Entenda as estratégias e desafios dos clubes no mercado de transferências em um novo cenário do futebol mundial


Por Guilherme Calafate

1 de dezembro de 2024

O mercado de transferências do futebol europeu vive um momento de transição em 2024, após o impacto profundo da pandemia de COVID-19. Embora os gastos totais com transferências tenham diminuído em relação ao ano anterior, o cenário atual ainda apresenta um volume de investimentos 70% superior aos anos mais afetados pela crise sanitária, como as temporadas de 2020/21 e 2021/22, segundo dados da Football Benchmark. Essa recuperação, porém, vem acompanhada de ajustes estratégicos por parte dos clubes, marcados por maior cautela e foco em sustentabilidade financeira.

Retomada pós-pandemia

A temporada 2024/25 marca a primeira redução nos gastos agregados desde o início da recuperação pós-pandemia, conforme aponta a análise da Football Benchmark. Estima-se que o total de investimentos atinja 7,52 bilhões de euros, representando uma queda de 9% em comparação aos 8,17 bilhões de euros registrados na temporada anterior. Essa retração reflete não apenas o contexto macroeconômico, mas também a aplicação mais rigorosa de regras financeiras, como os Regulamentos de Sustentabilidade Financeira da UEFA, que impõem limites às perdas dos clubes.

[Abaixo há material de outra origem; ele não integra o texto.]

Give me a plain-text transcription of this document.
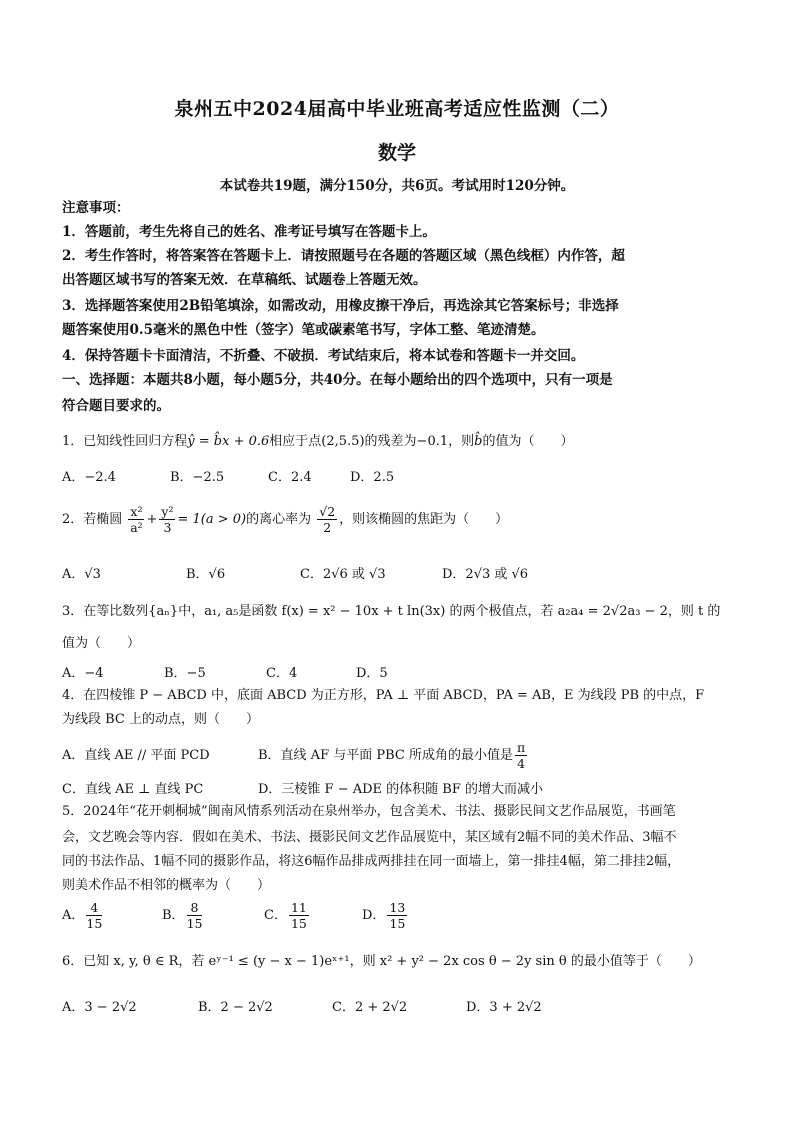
泉州五中2024届高中毕业班高考适应性监测（二）
数学
本试卷共19题，满分150分，共6页。考试用时120分钟。
注意事项：
1．答题前，考生先将自己的姓名、准考证号填写在答题卡上。
2．考生作答时，将答案答在答题卡上．请按照题号在各题的答题区域（黑色线框）内作答，超
出答题区域书写的答案无效．在草稿纸、试题卷上答题无效。
3．选择题答案使用2B铅笔填涂，如需改动，用橡皮擦干净后，再选涂其它答案标号；非选择
题答案使用0.5毫米的黑色中性（签字）笔或碳素笔书写，字体工整、笔迹清楚。
4．保持答题卡卡面清洁，不折叠、不破损．考试结束后，将本试卷和答题卡一并交回。
一、选择题：本题共8小题，每小题5分，共40分。在每小题给出的四个选项中，只有一项是
符合题目要求的。
1．已知线性回归方程ŷ = b̂x + 0.6相应于点(2,5.5)的残差为−0.1，则b̂的值为（　　）
A．−2.4	B．−2.5	C．2.4	D．2.5
2．若椭圆 $\frac{\text{x²}}{\text{a²}} + \frac{\text{y²}}{3} = 1(a > 0)$的离心率为 $\frac{√2}{2}$ ，则该椭圆的焦距为（　　）
A．√3	B．√6	C．2√6 或 √3	D．2√3 或 √6
3．在等比数列{aₙ}中，a₁, a₅是函数 f(x) = x² − 10x + t ln(3x) 的两个极值点，若 a₂a₄ = 2√2a₃ − 2，则 t 的
值为（　　）
A．−4	B．−5	C．4	D．5
4．在四棱锥 P − ABCD 中，底面 ABCD 为正方形，PA ⊥ 平面 ABCD，PA = AB，E 为线段 PB 的中点，F
为线段 BC 上的动点，则（　　）
A．直线 AE // 平面 PCD	B．直线 AF 与平面 PBC 所成角的最小值是 $\frac{\pi}{4}$
C．直线 AE ⊥ 直线 PC	D．三棱锥 F − ADE 的体积随 BF 的增大而减小
5．2024年“花开刺桐城”闽南风情系列活动在泉州举办，包含美术、书法、摄影民间文艺作品展览，书画笔
会，文艺晚会等内容．假如在美术、书法、摄影民间文艺作品展览中，某区域有2幅不同的美术作品、3幅不
同的书法作品、1幅不同的摄影作品，将这6幅作品排成两排挂在同一面墙上，第一排挂4幅，第二排挂2幅，
则美术作品不相邻的概率为（　　）
A． $\frac{4}{15}$	B． $\frac{8}{15}$	C． $\frac{11}{15}$	D． $\frac{13}{15}$
6．已知 x, y, θ ∈ R，若 eʸ⁻¹ ≤ (y − x − 1)eˣ⁺¹，则 x² + y² − 2x cos θ − 2y sin θ 的最小值等于（　　）
A．3 − 2√2	B．2 − 2√2	C．2 + 2√2	D．3 + 2√2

O mercado saudita, que despontou como novo protagonista em 2023, também registrou uma redução significativa nos gastos, com um decréscimo de 470 milhões de euros, de acordo com o levantamento. Essa desaceleração impactou diretamente a capacidade de investimento dos clubes europeus, que vinham se beneficiando das vendas para equipes da Arábia Saudita.

Concentração de poder econômico

Um dos aspectos mais notáveis do mercado de transferências atual é a concentração do poder de compra em um seleto grupo de clubes, especialmente nas cinco principais ligas europeias (Inglaterra, Espanha, Itália, Alemanha e França). Dados da Football Benchmark revelam que, na Premier League, apenas Chelsea e Manchester United responderam por 21% dos gastos do campeonato desde 2018/19. Em ligas como a LaLiga e a Ligue 1, essa concentração é ainda mais acentuada, com dois clubes representando até 38% do total investido.

Essa concentração não se limita às ligas domésticas. Em toda a Europa, os 20 maiores gastadores foram responsáveis por 40% dos investimentos em transferências. Ao expandir para os 100 maiores clubes, esse percentual sobe para quase 90%, evidenciando a disparidade entre uma elite financeira e a maioria dos clubes que dependem de vendas para equilibrar suas finanças.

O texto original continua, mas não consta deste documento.